Il mio articolo oggi sul Messaggero (Edizione Abruzzo) sul quarantennale del sisma dell’Irpinia

L’AQUILA «Impossibile dimenticare quello che L’Aquila e l’Abruzzo intero hanno fatta per noi. Gli abruzzesi furono dei veri angeli custodi». Teodoro Boccuzzi, 30enne sindaco di San Mango sul Calore che 40 anni fa venne rasa al suolo del terribile sisma che colpì l’Irpinia contando 84 morti su un migliaio di abitanti, non ha vissuto quella esperienza «ma ho ben presenti- dice- i racconti dei miei nonni e genitori di quel 23 novembre che ha rappresentato per questa comunità una data spartiacque di un prima e di un dopo».

All’epoca del disastro che sconvolse l’Italia, l’Abruzzo adottò San Mango. L’Abruzzo costituì un fondo che fu utilizzato prima per aiuti umanitari e poi per opere pubbliche come, ad esempio, la ricostruzione del Municipio. Fu tutta una corsa alla solidarietà: il Comune di Capistrello donò le campane per la chiesa, quello di Isola del Gran Sasso camion per la raccolta dei rifiuti e Scanno montò dei prefabbricati, oltre all’aiuto morale, con psicologi e assistenti sociali venuti da Pescara.

Grande protagonista fu il Comune dell’Aquila tanto che il 6 aprile 2009, poche ore le 3,32, da San Mango partì per L’Aquila l’unica ambulanza del paese con volontari e personale paramedico.

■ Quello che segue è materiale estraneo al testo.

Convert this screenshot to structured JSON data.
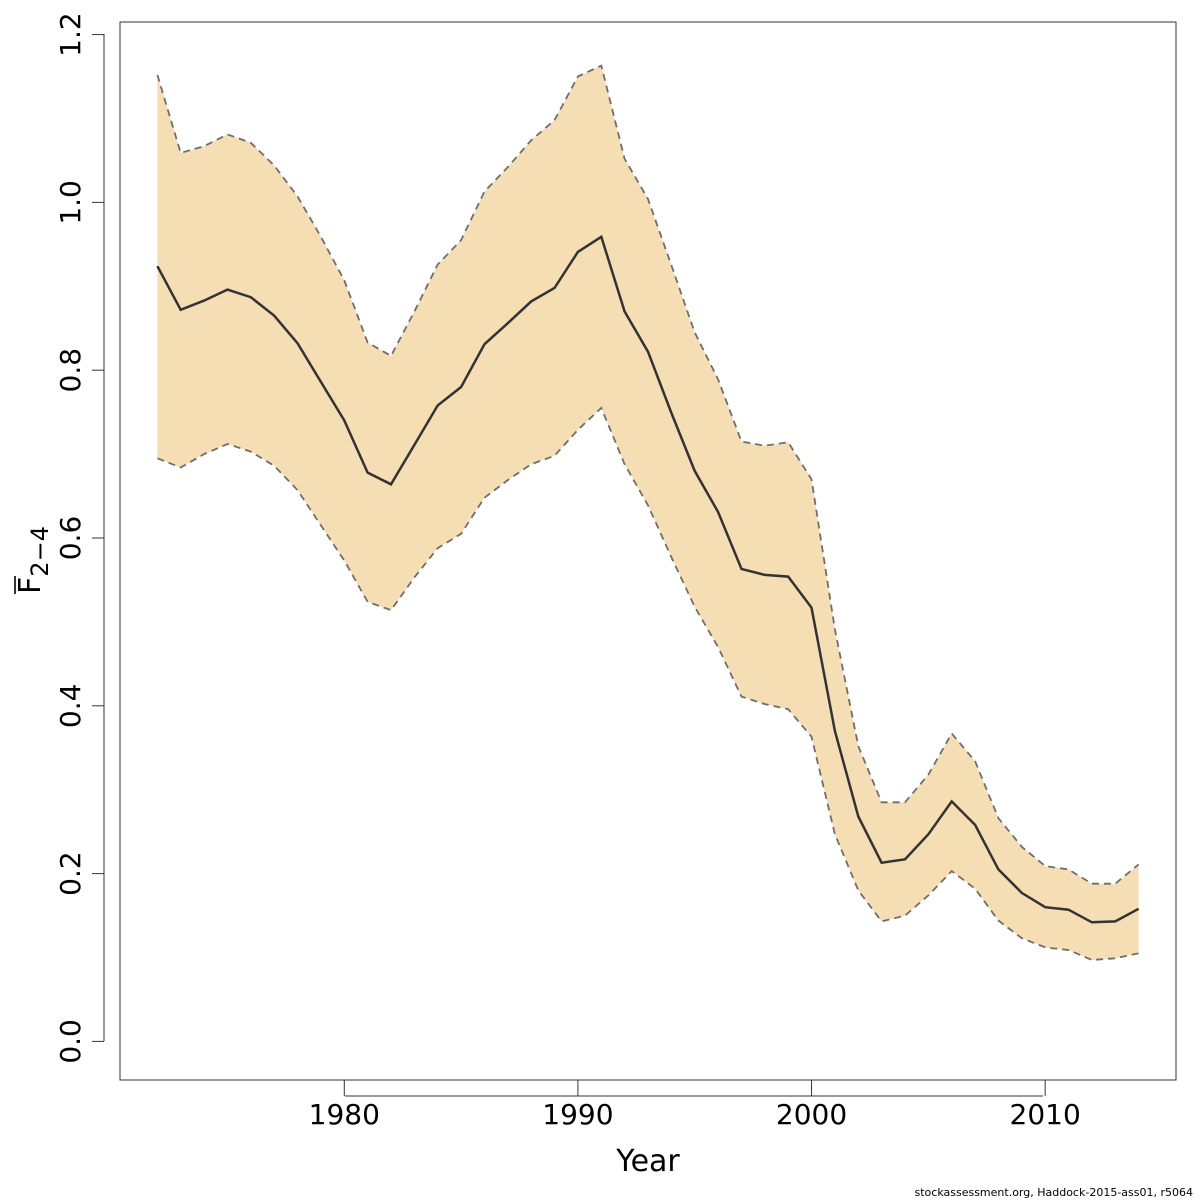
{
  "chart_data": {
    "type": "area",
    "title": "",
    "xlabel": "Year",
    "ylabel_main": "F",
    "ylabel_subscript": "2−4",
    "xlim": [
      1970.4,
      2015.6
    ],
    "ylim": [
      -0.046,
      1.215
    ],
    "xticks": [
      1980,
      1990,
      2000,
      2010
    ],
    "yticks": [
      0.0,
      0.2,
      0.4,
      0.6,
      0.8,
      1.0,
      1.2
    ],
    "ytick_labels": [
      "0.0",
      "0.2",
      "0.4",
      "0.6",
      "0.8",
      "1.0",
      "1.2"
    ],
    "grid": false,
    "legend": "none",
    "colors": {
      "band": "#f5deb3",
      "line": "#333333",
      "bounds": "#6e6e6e"
    },
    "x": [
      1972,
      1973,
      1974,
      1975,
      1976,
      1977,
      1978,
      1979,
      1980,
      1981,
      1982,
      1983,
      1984,
      1985,
      1986,
      1987,
      1988,
      1989,
      1990,
      1991,
      1992,
      1993,
      1994,
      1995,
      1996,
      1997,
      1998,
      1999,
      2000,
      2001,
      2002,
      2003,
      2004,
      2005,
      2006,
      2007,
      2008,
      2009,
      2010,
      2011,
      2012,
      2013,
      2014
    ],
    "series": [
      {
        "values": [
          0.924,
          0.872,
          0.883,
          0.896,
          0.887,
          0.865,
          0.832,
          0.786,
          0.74,
          0.678,
          0.664,
          0.711,
          0.758,
          0.78,
          0.831,
          0.856,
          0.882,
          0.898,
          0.941,
          0.959,
          0.87,
          0.822,
          0.749,
          0.68,
          0.631,
          0.563,
          0.556,
          0.554,
          0.517,
          0.37,
          0.268,
          0.213,
          0.217,
          0.247,
          0.286,
          0.258,
          0.205,
          0.177,
          0.16,
          0.157,
          0.142,
          0.143,
          0.158
        ]
      },
      {
        "values": [
          0.695,
          0.684,
          0.7,
          0.712,
          0.703,
          0.686,
          0.657,
          0.615,
          0.573,
          0.524,
          0.514,
          0.553,
          0.588,
          0.605,
          0.648,
          0.669,
          0.688,
          0.698,
          0.729,
          0.755,
          0.688,
          0.639,
          0.577,
          0.518,
          0.47,
          0.411,
          0.402,
          0.396,
          0.363,
          0.247,
          0.18,
          0.143,
          0.15,
          0.174,
          0.203,
          0.182,
          0.144,
          0.123,
          0.112,
          0.109,
          0.097,
          0.099,
          0.105
        ]
      },
      {
        "values": [
          1.152,
          1.059,
          1.067,
          1.081,
          1.071,
          1.044,
          1.007,
          0.959,
          0.907,
          0.833,
          0.817,
          0.87,
          0.926,
          0.955,
          1.013,
          1.042,
          1.074,
          1.098,
          1.15,
          1.163,
          1.052,
          1.004,
          0.925,
          0.845,
          0.789,
          0.715,
          0.71,
          0.714,
          0.67,
          0.491,
          0.352,
          0.285,
          0.285,
          0.318,
          0.367,
          0.334,
          0.266,
          0.232,
          0.209,
          0.205,
          0.188,
          0.188,
          0.211
        ]
      }
    ]
  },
  "footer_text": "stockassessment.org, Haddock-2015-ass01, r5064"
}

E tra i molti volontari venuti dall’Abruzzo, ha ricordato ieri il sindaco di San Mango, in quei freddissimi primi di dicembre del 1980 c’era anche Giovanni Legnini, protagonista del post 6 aprile come sottosegretario alla ricostruzione e dal gennaio scorso commissario straordinario per il post sisma 2016. «Sì, forse è una “predestinazione” la mia…- commenta Legnini-. Prima a San Mango, poi quattro anni dopo al terremoto del Parco nazionale d’Abruzzo, quindi, come giovane sindaco del mio paese, Roccamontepiano, che venne distrutto da un frana due secoli fa con 500 morti, ad affrontare queste tematiche, oggi commissario. Certo, quella prima esperienza fu per me decisiva. Partii ventenne come volontario della Fgci, i giovani comunisti, insieme a Giovanni Lolli, il povero Rocco Buttari, Enrico Paolini ed altri. Ci demmo molto da fare. Partecipai anche, come manovale, alla costruzione di una baracca in legno, oggi diremmo un prefabbricato, che sarebbe servita come scuola. Vivemmo il dolore di quella gente ma anche la loro ferra volontà di ripartire. Nevicava, era freddo. Ma non mollammo di un centimetro. Tra i tanti aneddoti, ricordo che tra gli aiuti erano arrivate anche della scarpe dalla Germania. Ce n’era un paio numero 54. Visto che nessuno avrebbe potuto calzarle, chiesi di poterle riportare come “cimelio”. Le ho conservate, come monito, per anni… Lì, in Irpinia, nacque la Protezione civile a doppia trazione, pubblico-volontariato, che ha fatto del nostro sistema uno dei migliori al mondo».